Also, if anyone's wondering, I drew these on A3 paper. I like to work with a lot of space!


----------



## BurningDesire (May 25, 2016)

Nice dude.  Bubsy has some competition


----------



## VinsCool (May 25, 2016)

They're pretty cool!

I would totally imagine them as playable characters!


----------



## Deleted-379826 (May 25, 2016)

I hope the game gets finished


----------



## Deleted User (May 28, 2016)

New characters 2 day!





Also, sorry it's a day late! ;P


----------



## BurningDesire (May 31, 2016)

I know what the nS stands for


----------



## Deleted User (May 31, 2016)

BurningDesire said:


> I know what the nS stands for


It's my signature for a while until I can create a better one... ¯\_(ツ)_/¯


----------



## BurningDesire (May 31, 2016)

Voxel Studios said:


> It's my signature for a while until I can create a better one... ¯\_(ツ)_/¯


Hello Nath----- 

*Get's head cut off in middle of saying name*


----------



## petethepug (May 31, 2016)

Neat, and well sketched ,
I made a few unique ones myself but they weren't as straight... Blame my hands lol,


----------



## Deleted User (Jun 1, 2016)

Made a Christmas-themed SMag sketch, even though we are edging into the Summer... ¯\_(ツ)_/¯



But y'know... why the hell not?


----------



## Deleted User (Jun 1, 2016)

Voxel Studios said:


> Made a Christmas-themed SMag sketch, even though we are edging into the Summer... ¯\_(ツ)_/¯
> 
> View attachment 51440
> 
> But y'know... why the hell not?


Nice, probably some of the better drawing skills I've seen


----------



## Deleted User (Jun 1, 2016)

Jack54782 said:


> Nice, probably some of the better drawing skills I've seen


I could've sketched the wind and snow a bit better, in my opinion. :3

Other than that, I am pretty satisfied with the end results of my creativity!


----------



## petethepug (Jun 1, 2016)

Voxel Studios said:


> Made a Christmas-themed SMag sketch, even though we are edging into the Summer... ¯\_(ツ)_/¯
> 
> View attachment 51440
> 
> But y'know... why the hell not?



But. But...
It's not Throwback Thursday...
ILLEGAL!


----------



## Mnecraft368 (Aug 1, 2016)

nice


----------



## MartyDreamy (Aug 1, 2016)

Nice draw "3


----------



## Deleted-379826 (Aug 1, 2016)

I'll be late too and say awesome!


----------



## Deleted User (Sep 17, 2016)

I got bored last night so I decided to sketch a new avatar... might photoshop it a bit more later, but it's turned out pretty nice!


----------



## Touko White (Sep 17, 2016)

You should leave the sketch as it is, it looks really unique because you've just sketched it.


----------



## CeeDee (Sep 21, 2016)

Voxel said:


> Made a Christmas-themed SMag sketch, even though we are edging into the Summer... ¯\_(ツ)_/¯
> 
> View attachment 51440
> 
> But y'know... why the hell not?


Oh boy! I hope Stickmag Claus beings me awesome homebrew!


----------



## Deleted User (Oct 6, 2016)

Drew yet another avatar late last night. Like my last draw, I used a fineliner, along with a nice set of colors and pencils, but I can't seem get rid of the damn haloing in GIMP at the moment without having to transition to my old laptop to boot up Photoshop. 

Enjoy!


----------



## Deleted User (Aug 23, 2017)

One year later.... 




Okay, so not SMag-related, but @Dionicio3 asked if I could draw up a new avatar for him, so I decided to dedicate some time towards that.
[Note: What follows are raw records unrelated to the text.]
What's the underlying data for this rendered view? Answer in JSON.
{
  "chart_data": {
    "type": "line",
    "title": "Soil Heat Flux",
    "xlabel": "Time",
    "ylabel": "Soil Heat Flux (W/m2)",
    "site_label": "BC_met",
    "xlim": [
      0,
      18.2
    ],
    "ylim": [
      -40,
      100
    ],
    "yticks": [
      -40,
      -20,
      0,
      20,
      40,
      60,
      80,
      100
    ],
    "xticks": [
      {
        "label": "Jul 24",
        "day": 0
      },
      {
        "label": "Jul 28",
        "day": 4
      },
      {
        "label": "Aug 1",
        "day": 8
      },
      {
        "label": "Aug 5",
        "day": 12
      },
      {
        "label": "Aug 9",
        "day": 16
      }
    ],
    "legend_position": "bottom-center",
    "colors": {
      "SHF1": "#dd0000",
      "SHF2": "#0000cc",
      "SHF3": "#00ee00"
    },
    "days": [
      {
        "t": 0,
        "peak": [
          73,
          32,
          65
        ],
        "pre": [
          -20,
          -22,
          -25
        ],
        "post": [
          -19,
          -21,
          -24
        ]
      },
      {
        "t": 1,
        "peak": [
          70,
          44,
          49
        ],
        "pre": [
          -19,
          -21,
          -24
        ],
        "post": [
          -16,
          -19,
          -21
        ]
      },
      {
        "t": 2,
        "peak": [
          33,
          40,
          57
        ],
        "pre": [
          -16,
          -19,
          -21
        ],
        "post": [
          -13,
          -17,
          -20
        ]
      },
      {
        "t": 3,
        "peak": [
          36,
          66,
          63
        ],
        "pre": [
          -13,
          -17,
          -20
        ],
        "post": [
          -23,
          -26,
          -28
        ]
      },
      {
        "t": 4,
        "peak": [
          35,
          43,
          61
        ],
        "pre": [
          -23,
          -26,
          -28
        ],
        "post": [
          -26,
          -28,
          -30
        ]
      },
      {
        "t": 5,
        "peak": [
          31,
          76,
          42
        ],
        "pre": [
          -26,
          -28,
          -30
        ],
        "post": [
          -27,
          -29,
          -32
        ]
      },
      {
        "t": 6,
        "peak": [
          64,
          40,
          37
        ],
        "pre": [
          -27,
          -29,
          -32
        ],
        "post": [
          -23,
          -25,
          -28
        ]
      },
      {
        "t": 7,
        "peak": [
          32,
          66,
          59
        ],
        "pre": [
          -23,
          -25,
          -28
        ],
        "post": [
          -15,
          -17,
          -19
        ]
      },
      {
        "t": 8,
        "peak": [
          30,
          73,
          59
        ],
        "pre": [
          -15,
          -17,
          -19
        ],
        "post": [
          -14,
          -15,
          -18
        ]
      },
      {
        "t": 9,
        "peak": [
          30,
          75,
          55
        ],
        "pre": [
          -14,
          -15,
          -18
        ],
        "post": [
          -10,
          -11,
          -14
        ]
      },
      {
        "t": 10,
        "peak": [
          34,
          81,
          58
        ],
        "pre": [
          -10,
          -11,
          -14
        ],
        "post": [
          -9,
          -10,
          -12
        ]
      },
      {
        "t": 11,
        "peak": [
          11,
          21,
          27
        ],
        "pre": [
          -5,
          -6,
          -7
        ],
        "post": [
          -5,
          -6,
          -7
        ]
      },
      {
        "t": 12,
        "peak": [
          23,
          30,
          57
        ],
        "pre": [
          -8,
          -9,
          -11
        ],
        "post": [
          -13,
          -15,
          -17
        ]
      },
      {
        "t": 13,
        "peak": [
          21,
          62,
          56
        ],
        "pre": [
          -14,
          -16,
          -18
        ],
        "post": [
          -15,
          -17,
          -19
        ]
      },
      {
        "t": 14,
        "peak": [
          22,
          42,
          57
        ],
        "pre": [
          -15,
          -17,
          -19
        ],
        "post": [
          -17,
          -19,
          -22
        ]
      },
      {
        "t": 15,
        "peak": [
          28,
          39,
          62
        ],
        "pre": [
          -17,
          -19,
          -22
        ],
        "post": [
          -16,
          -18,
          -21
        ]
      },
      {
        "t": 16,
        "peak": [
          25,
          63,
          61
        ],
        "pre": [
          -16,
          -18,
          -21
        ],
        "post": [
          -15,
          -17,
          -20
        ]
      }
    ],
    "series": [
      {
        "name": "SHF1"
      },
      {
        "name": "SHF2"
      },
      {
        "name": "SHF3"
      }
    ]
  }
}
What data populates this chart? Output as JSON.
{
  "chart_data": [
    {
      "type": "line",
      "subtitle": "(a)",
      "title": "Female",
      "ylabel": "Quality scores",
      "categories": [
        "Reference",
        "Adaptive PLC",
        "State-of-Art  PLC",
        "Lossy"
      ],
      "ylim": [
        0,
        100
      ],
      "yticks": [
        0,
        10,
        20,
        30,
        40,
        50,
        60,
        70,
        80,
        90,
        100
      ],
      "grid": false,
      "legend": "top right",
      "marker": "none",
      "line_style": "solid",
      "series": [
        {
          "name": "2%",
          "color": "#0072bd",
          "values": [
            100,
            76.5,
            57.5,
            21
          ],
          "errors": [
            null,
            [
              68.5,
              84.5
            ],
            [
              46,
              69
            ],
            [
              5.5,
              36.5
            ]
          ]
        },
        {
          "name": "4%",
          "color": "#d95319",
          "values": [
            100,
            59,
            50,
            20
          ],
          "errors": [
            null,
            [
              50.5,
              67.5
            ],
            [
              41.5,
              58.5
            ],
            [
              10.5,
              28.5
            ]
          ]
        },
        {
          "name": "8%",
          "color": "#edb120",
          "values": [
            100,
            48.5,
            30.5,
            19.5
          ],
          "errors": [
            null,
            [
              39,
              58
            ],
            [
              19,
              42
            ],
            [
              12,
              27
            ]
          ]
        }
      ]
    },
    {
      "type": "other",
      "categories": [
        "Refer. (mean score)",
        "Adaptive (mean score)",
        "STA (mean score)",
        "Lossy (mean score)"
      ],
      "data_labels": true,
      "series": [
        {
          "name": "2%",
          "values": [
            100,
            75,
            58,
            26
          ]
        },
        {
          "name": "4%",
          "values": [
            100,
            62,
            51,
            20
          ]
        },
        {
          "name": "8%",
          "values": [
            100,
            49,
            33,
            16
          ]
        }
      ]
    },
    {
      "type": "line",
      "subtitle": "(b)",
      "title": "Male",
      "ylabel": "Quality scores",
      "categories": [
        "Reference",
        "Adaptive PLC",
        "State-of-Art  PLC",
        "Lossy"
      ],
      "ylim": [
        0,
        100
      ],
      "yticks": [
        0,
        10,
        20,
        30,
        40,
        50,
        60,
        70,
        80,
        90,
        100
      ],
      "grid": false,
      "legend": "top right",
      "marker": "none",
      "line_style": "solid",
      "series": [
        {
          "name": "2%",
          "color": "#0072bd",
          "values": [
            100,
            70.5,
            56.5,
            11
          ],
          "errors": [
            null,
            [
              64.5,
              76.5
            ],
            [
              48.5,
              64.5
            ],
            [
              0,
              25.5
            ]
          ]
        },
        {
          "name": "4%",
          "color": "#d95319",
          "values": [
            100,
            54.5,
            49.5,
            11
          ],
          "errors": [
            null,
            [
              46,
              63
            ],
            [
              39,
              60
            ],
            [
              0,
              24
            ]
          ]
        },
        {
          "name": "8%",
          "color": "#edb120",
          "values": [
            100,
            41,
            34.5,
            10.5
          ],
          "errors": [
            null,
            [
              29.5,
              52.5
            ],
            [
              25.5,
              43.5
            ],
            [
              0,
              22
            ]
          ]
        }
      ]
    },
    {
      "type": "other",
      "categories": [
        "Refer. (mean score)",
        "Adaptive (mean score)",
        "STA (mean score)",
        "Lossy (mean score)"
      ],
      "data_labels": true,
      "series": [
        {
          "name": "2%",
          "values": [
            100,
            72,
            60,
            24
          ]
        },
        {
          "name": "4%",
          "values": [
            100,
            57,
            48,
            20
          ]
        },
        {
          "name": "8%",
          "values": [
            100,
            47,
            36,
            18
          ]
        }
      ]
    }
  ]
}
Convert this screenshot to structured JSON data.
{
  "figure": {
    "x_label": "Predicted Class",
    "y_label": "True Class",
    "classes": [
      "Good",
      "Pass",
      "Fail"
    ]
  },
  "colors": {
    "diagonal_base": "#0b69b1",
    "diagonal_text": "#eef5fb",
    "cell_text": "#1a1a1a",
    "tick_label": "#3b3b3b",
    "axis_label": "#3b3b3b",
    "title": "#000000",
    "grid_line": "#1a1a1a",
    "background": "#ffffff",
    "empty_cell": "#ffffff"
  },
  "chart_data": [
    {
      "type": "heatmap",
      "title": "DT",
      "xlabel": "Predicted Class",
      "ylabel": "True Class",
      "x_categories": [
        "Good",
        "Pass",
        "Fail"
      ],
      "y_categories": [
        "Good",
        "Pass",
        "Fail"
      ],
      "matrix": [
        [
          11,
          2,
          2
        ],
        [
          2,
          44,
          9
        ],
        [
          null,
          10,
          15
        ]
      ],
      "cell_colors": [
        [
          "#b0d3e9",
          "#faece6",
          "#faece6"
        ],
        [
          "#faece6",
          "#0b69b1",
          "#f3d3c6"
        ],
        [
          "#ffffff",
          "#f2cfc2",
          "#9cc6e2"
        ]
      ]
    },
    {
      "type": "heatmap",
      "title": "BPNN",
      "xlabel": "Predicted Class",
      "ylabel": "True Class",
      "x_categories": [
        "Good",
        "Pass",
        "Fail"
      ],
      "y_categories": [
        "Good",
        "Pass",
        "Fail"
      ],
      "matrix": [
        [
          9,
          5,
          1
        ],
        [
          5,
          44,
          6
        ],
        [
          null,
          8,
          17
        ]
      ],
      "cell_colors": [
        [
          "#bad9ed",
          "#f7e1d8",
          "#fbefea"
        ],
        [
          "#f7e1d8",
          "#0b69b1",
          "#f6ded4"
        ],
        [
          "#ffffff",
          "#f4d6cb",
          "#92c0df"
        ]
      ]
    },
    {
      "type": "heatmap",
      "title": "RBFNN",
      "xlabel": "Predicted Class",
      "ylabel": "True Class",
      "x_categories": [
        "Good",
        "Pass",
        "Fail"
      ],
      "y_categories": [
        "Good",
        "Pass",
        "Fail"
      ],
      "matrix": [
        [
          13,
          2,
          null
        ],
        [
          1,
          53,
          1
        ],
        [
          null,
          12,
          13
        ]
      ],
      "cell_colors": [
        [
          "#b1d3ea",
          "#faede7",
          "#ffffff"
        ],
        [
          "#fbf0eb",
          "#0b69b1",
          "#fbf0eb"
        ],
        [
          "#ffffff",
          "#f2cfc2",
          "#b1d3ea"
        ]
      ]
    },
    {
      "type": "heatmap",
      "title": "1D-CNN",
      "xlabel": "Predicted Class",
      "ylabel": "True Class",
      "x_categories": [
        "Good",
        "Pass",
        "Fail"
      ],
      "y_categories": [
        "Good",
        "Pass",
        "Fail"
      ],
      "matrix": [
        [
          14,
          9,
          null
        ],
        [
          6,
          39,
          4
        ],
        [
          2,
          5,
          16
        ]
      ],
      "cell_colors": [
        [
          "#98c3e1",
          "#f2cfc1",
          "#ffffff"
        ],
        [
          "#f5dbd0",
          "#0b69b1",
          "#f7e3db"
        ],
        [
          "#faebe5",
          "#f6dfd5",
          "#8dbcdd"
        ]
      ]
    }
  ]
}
And now for something that _is_ SMag related. here is another SMag draw that I did last year but hesitated to show for some reason... probably cuz it's a little cringeworthy


----------



## Dionicio3 (Aug 23, 2017)

Voxel said:


> One year later.... View attachment 96666
> 
> Okay, so not SMag-related, but @Dionicio3 asked if I could draw up a new avatar for him, so I decided to dedicate some time towards that.
> 
> ...


Heh, thanks man!


----------



## Deleted User (Aug 23, 2017)

Dionicio3 said:


> Heh, thanks man!


No problem; looks great on you


----------